This reminds me of a device I remember seeing when I was a child growing up in farm country. Roughly, a local farmer had welded some sections of metal beams together and a wedge was welded to the top beam. He then simply put a floor jack on the bottom of the frame and pumped the floor jack. Slowly and inevitably, the toughest chunks always split.

Don't get too detailed in your questions on this device; I was probably eight or so when I saw it. Still, I remember thinking that it was pretty clever at the time.



			
				KevinM said:
			
		

> I am splitting delivered wood so only small rounds, and once or twice split already.  We only burn on the weekends so we don't go through too much wood.  I have only found one log that wouldn't split, but it has multiple knots in it.
> ...
> 
> Kevin.


----------



## johnnywarm (Mar 17, 2008)

Hello everybody.


Has anybody tried the Air splitter??


JW


----------



## KevinM (May 7, 2008)

Well the burning season is over unless we get a cold snap.

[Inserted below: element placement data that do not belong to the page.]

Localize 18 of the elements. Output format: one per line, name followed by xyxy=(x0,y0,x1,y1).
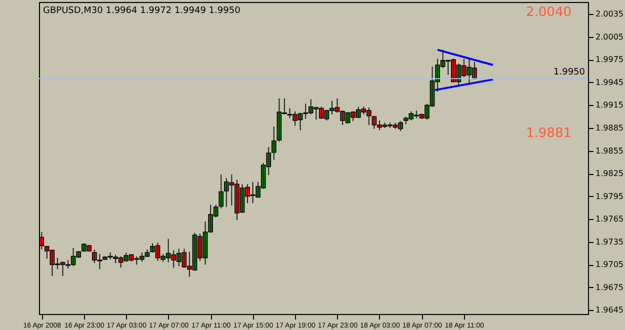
y-tick-label: 1.9915 xyxy=(596,100,624,110)
y-tick-label: 1.9735 xyxy=(596,237,624,246)
y-tick-label: 1.9765 xyxy=(596,214,624,224)
y-tick-label: 1.9795 xyxy=(596,192,624,201)
chart-title: GBPUSD,M30 1.9964 1.9972 1.9949 1.9950 xyxy=(43,6,241,16)
y-tick-label: 1.9975 xyxy=(596,55,624,64)
y-tick-label: 1.9675 xyxy=(596,282,624,292)
y-tick-label: 1.9705 xyxy=(596,260,624,270)
y-tick-label: 1.9945 xyxy=(596,78,624,87)
y-tick-label: 1.9855 xyxy=(596,146,624,156)
y-tick-label: 1.9645 xyxy=(596,306,624,315)
ref-line-label: 1.9950 xyxy=(554,68,586,78)
annotation: 1.9881 xyxy=(526,126,572,141)
y-tick-label: 2.0035 xyxy=(596,10,624,19)
y-tick-label: 1.9885 xyxy=(596,124,624,133)
y-tick-label: 1.9825 xyxy=(596,169,624,178)
y-tick-label: 2.0005 xyxy=(596,32,624,42)
annotation: 2.0040 xyxy=(526,5,572,20)
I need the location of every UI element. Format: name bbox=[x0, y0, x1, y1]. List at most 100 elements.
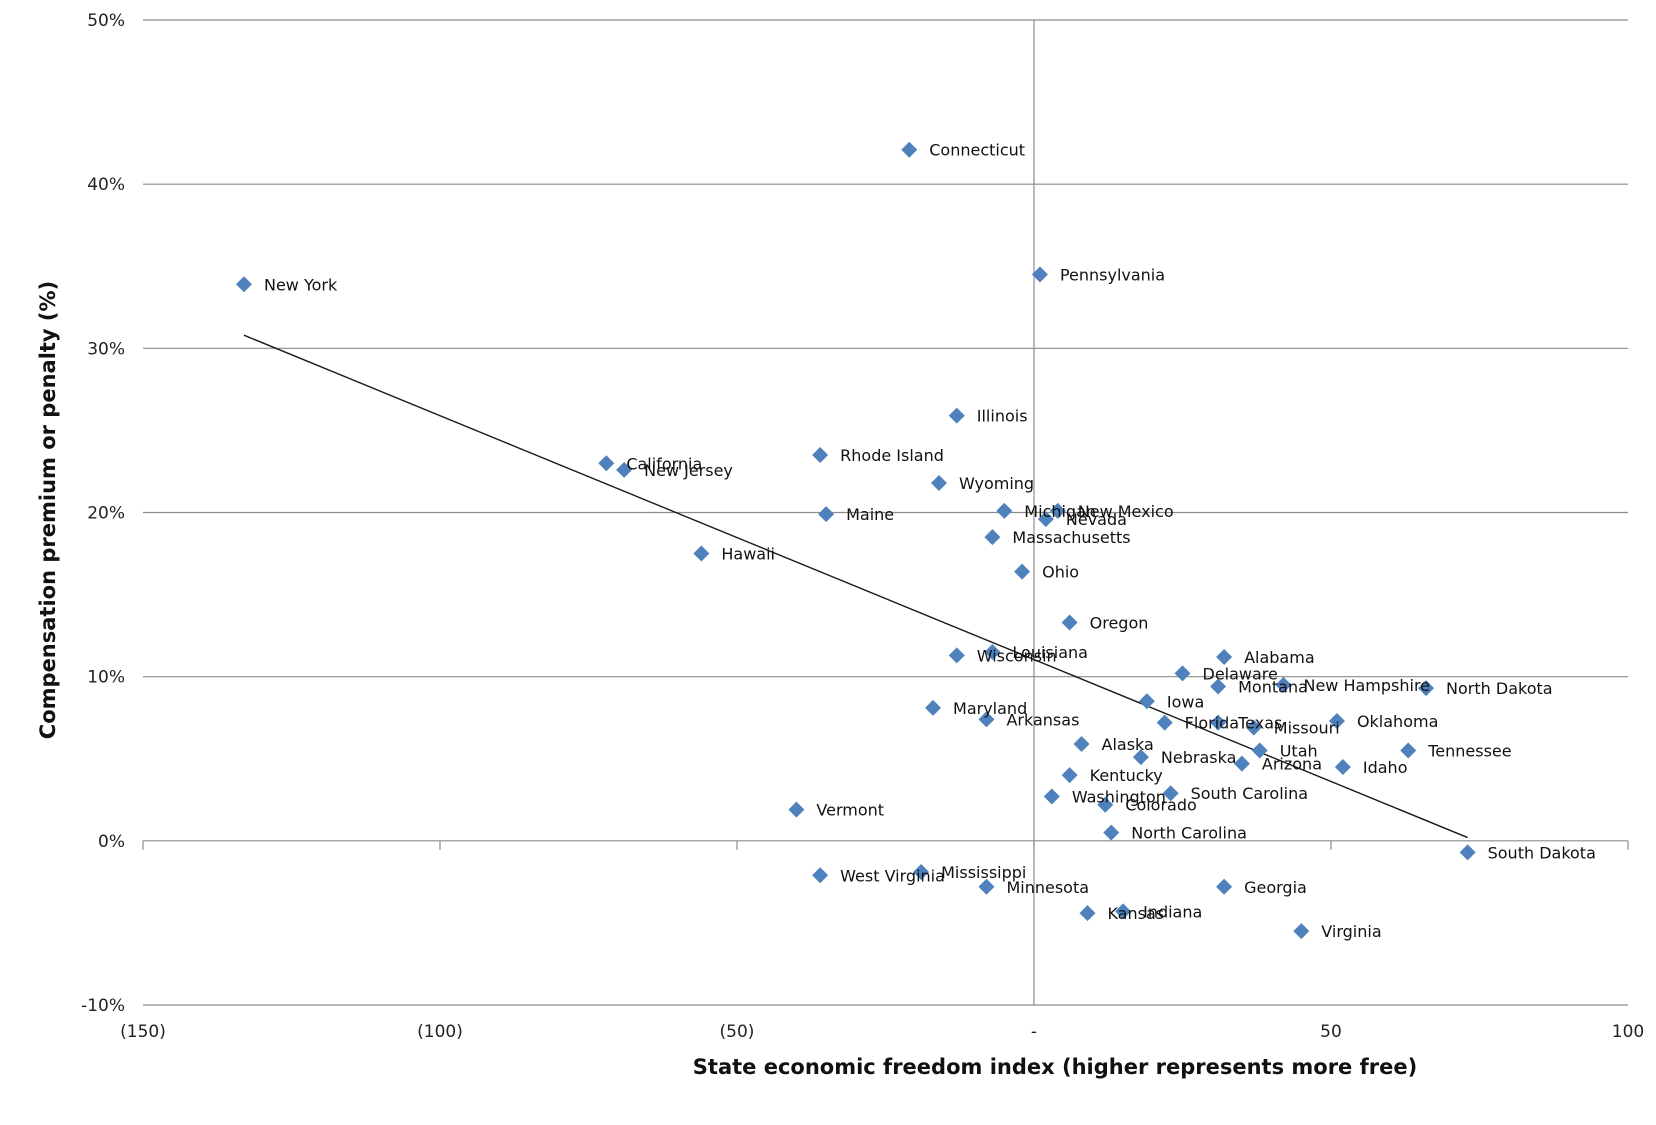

I was moving the leftover CSD wood and splitting some of the pieces last weekend.  Putting the splitter on the upper section of the deck made it easier to pick up the wood since I could step down one step rather than needing to bend all the way over.

The bad news is that the removable leg broke.  I don't know if it was from the bottom piece flexing or from rocking side to side while splitting.  It came with a four year Canadian Tire warranty so I brought it in and got a new one, no questions asked.  Below are pictures showing the weld area and how the legs look bent up.

Will see how the new unit holds up compared to the first.

Kevin.


----------